Smoked Steel Head Trout RecipeCategory: Smoked Fish Recipes
1. Fresh Steel head trout or salmon fillet (2pounds)
2. alder smoking chips, soaked in water or wine, water (1quater)
3. morton tender quick (1c)
4. crushed either fresh or dried rosemary (1 1/2tbsp)
5. diced garlic (4cloves)
6. olive oil (2tbsp)
7. pepper (to taste)
Method of preparation:-
1. Take fish, rinse it in cold water. Take a shallow roasting dish of glass and place the fish in it. Pour the olive oil over it and then cover it with minced garlic, pepper and rosemary. Rub the both sides well. Then keep it in the refrigerator for over night.

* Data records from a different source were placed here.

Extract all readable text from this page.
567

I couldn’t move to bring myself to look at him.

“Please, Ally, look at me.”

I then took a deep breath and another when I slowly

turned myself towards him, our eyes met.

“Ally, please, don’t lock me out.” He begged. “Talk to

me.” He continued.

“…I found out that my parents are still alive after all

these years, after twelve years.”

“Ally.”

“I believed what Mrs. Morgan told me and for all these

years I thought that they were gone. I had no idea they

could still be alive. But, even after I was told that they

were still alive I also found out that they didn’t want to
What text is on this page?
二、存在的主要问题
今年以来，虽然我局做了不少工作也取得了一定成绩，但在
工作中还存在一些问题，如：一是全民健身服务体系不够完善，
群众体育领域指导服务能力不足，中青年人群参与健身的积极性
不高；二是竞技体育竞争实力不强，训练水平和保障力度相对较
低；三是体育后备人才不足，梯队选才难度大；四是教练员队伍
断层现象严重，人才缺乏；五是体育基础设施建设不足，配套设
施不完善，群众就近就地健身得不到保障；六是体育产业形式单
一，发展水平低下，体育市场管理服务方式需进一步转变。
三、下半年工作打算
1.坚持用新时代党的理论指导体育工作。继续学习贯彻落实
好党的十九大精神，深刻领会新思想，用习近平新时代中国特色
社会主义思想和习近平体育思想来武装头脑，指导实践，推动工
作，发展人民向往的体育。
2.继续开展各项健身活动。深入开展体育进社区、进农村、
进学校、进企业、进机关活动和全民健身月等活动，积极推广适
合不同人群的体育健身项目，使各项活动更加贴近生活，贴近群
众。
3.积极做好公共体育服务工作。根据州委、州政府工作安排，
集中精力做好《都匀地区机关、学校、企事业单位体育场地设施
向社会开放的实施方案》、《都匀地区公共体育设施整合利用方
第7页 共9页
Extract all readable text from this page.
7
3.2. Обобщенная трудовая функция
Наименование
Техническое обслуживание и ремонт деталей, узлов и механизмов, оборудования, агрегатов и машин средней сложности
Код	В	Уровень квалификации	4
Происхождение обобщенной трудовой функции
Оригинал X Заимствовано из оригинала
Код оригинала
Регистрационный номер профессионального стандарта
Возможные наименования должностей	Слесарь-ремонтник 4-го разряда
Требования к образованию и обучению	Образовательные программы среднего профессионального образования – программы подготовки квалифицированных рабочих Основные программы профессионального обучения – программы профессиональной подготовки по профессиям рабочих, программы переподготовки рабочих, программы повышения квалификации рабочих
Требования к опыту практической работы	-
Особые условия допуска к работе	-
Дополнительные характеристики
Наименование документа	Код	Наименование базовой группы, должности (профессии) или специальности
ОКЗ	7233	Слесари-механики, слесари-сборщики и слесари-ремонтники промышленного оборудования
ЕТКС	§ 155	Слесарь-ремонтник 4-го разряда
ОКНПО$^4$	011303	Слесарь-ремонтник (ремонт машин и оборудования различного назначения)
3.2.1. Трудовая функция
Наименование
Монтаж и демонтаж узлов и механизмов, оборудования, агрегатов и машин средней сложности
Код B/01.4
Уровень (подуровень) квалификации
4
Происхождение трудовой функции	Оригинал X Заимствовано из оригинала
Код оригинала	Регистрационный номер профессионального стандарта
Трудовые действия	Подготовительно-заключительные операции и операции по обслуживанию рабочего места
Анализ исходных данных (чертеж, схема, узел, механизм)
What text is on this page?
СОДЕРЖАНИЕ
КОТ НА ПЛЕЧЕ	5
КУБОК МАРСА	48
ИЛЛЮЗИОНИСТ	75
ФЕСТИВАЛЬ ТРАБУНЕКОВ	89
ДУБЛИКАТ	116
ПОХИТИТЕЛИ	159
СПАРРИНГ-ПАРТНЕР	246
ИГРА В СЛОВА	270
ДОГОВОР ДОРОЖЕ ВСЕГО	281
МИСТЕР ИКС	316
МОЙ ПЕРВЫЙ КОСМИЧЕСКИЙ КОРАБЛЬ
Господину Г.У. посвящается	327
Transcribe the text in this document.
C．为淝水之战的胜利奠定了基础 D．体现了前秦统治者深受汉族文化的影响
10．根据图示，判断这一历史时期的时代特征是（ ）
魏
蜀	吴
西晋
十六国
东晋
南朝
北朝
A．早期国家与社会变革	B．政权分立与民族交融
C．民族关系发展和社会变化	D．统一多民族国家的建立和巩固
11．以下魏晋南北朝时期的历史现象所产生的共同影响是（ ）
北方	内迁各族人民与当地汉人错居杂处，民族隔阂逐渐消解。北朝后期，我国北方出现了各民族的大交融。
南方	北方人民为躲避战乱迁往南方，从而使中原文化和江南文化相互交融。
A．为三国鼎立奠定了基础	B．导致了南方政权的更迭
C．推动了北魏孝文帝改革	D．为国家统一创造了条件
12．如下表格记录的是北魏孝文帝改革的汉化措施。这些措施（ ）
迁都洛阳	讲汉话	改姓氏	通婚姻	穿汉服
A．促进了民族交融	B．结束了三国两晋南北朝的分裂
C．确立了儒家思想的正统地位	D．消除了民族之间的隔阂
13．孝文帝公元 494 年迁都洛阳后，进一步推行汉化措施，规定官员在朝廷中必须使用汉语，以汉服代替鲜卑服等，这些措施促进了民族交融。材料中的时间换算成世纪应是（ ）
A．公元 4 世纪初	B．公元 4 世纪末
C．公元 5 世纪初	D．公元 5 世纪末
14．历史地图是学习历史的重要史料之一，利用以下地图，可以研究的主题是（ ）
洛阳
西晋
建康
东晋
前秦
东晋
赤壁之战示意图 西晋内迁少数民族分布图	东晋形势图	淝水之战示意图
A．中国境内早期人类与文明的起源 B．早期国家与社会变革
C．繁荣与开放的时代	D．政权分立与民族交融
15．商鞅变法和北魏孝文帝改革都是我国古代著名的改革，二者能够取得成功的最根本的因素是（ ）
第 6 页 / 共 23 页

2. Make a brine of Morton tender quick and water. Now pour the brine into the dish with fish and keep it to marinade for about 15 minutes per half inch thickness of fish.
3. Meanwhile prepare the smoker or a grill for 4 hours at 150 F . Now take out the fish from the brine and drain it. Place the fish on foil, as close as you can to the contours of the fillets. Now place this on the rack of the grill or the smoker. Use alder chips to coals or firebox.
4. Cover the dish and place it in the smoker to smoke for 2 hours. Add the smoke chips if needed and increase the heat to 200 F. Keep it to smoke until the internal temperature reaches to 165 degrees F.
5. Now remove the fish from the grill or the smoker and keep it to cool for 20 minutes to cool and then serve it.